Caution: travel is hazardous for children who are not fully immunized. And it doesn’t matter who is doing the traveling – your child or perfect strangers.
• Example: Last month, a woman with a communicable case of measles traveled by air from London to New Mexico, stopping at airports in Baltimore, Denver, and Albuquerque. Similar scenarios occur several times a year. Measles is a serious, highly contagious viral disease. The virus is coughed into the air and remains viable for several hours; vigorous coughing is part of measles. Passengers sitting within five rows of the woman were at risk of acquiring the disease if they had never had it or were not immunized against it. Also at risk were contacts in the airports, on her way home from the airport, and in her home.
• The relationship between travel and diseases was recognized centuries ago. In fourteenth century Venice, passengers on ships coming from ports where plague was epidemic were kept aboard ship anchored far out in the harbor until local officials established that no case of the disease was present. The quarantine generally lasted forty days. “Quarantine” is derived from the Italian words for “forty days.”
• Travel makes vaccinating children imperative. Vaccination campaigns have been so successful in Western countries that vaccine-preventable diseases are now rare. Consequently, many parents believe that vaccines are no longer necessary or that vaccines are more hazardous than the disease. Not so. Vaccines are safe. And if vaccination programs were discontinued the diseases would make swift and dramatic comebacks, with travel a main conduit.
Controversies over vaccines are largely irrational. There is no known link between measles vaccine and autism, for example. The story was concocted by a British physician being paid large sums of money by lawyers who needed evidence to sue pharmaceutical companies making the vaccine. Legal charges are pending against him. See Wikipedia measles autism Wakefield.
• Vaccination practices overseas dictate practices in Western countries. In 2004, polio was close to extinction; cases were occurring in only four countries in Africa and Asia. Dates were set when the disease would likely be eradicated and when polio vaccinations would be discontinued. However, vaccinations were halted prematurely in Nigeria, a country where polio still existed. An official announced that the vaccine was a plot to sterilize Nigerian women. Vaccinations in that country decreased sharply, the number of cases increased greatly, and travelers unknowingly spread the disease to numerous countries in Africa, Asia and Eastern Europe. In 2010, cases of polio were reported in 21 countries. The date for eradication is now nowhere in sight, and vaccination of children everywhere will continue for the foreseeable future.
• People with infectious diseases travel. Many such diseases become communicable days before symptoms appear; the infected people do not know that they are ill. Moreover, because last minute cancellations are costly and cumbersome, people knowingly travel when they are ill. And public health measures – screening millions of passengers for fever or distributing questionnaires at airports, for example – are ineffective.
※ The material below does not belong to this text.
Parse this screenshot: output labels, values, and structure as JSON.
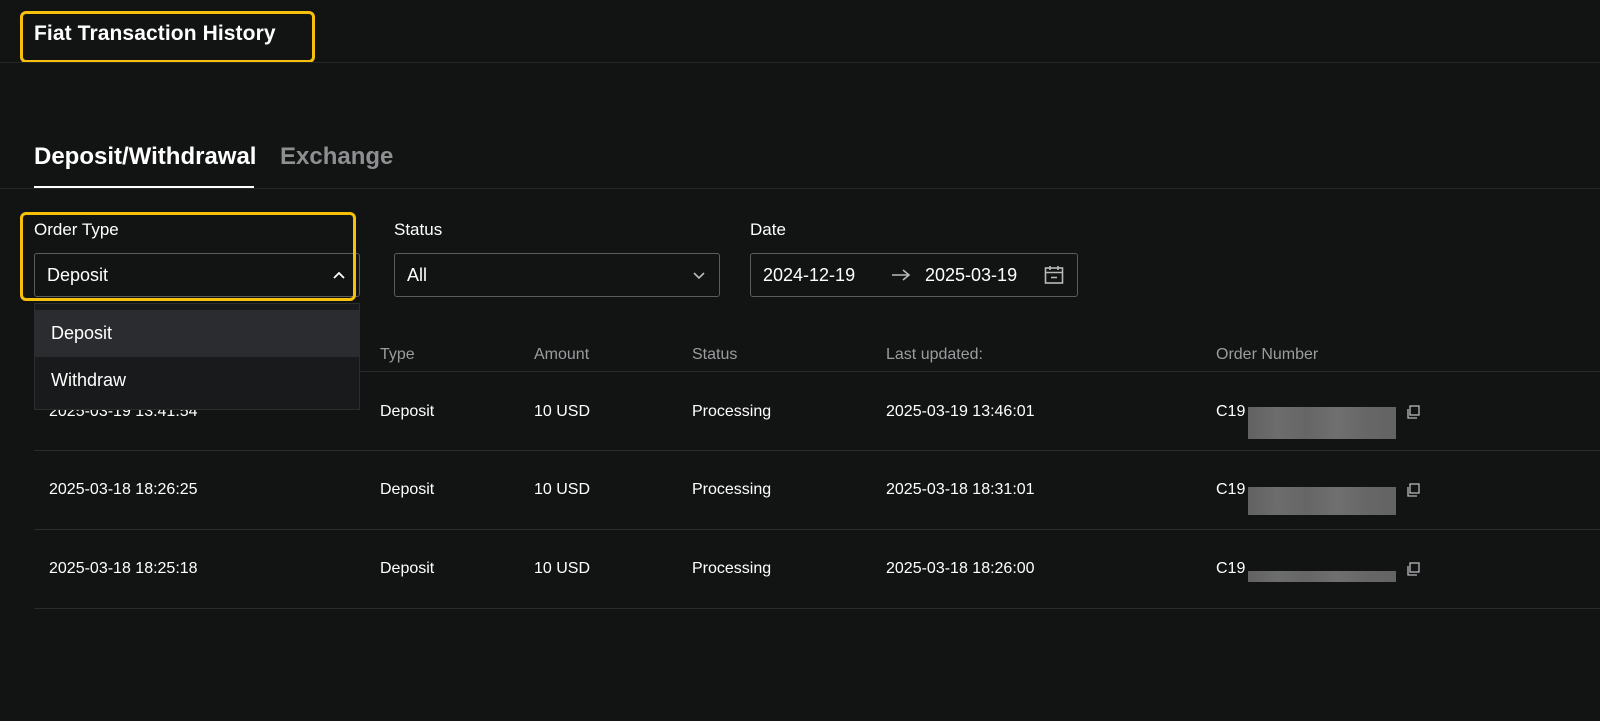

• Aircraft lend themselves to spreading disease. Aircraft air filtration systems generally limit the spread of disease-causing organisms to the immediate area of ill passengers. This is similar to most air filtration systems in schools, office buildings and hospitals, and better than aboard most surface mass transit systems. However, on aircraft, the exposure is continuous, often lasts for eight or more hours, and there is an increased chance of an infected passenger from overseas being aboard.
• You need not travel to have your children exposed. Classmates of your child may recently have returned from visiting friends and relatives overseas. Large U.S. theme parks attract millions of visitors from overseas. Universities in Western countries have huge numbers of overseas students. While school health officials make every effort to insure that these students are immunized, cases of vaccines-preventable diseases occur yearly.
• Inform your doctor that your family is traveling overseas when plans are finalized. Most destinations require no additional inoculations if children are fully immunized. However, some destinations may require several, sometimes multi-doses given over many weeks. In addition, there are new vaccines especially beneficial for teenagers, vaccines against pertussis (whooping cough) and meningitis, for example.
• Update your own vaccinations. Traveling with children is more likely to expose you to local children overseas – and possibly their diseases. Many childhood diseases – measles, chickenpox, rubella and whooping cough, for example – are prevalent in developing countries, and more common in Europe than in North America. And such diseases can be serious for adults.
• Closing messages:
For Doctors: ask patients if they have traveled recently.
For Patients: tell doctors that your family has traveled recently.
Failure of simple communications results in delayed diagnosis, sometimes with serious consequences. Travel-related diseases may surface weeks or months after the trip, when the trip is half forgotten. A prime example – though not vaccine-related – is malaria. In the U.S., more than a thousand people return home with malaria. Half of the cases are not diagnosed on their first visit to a doctor.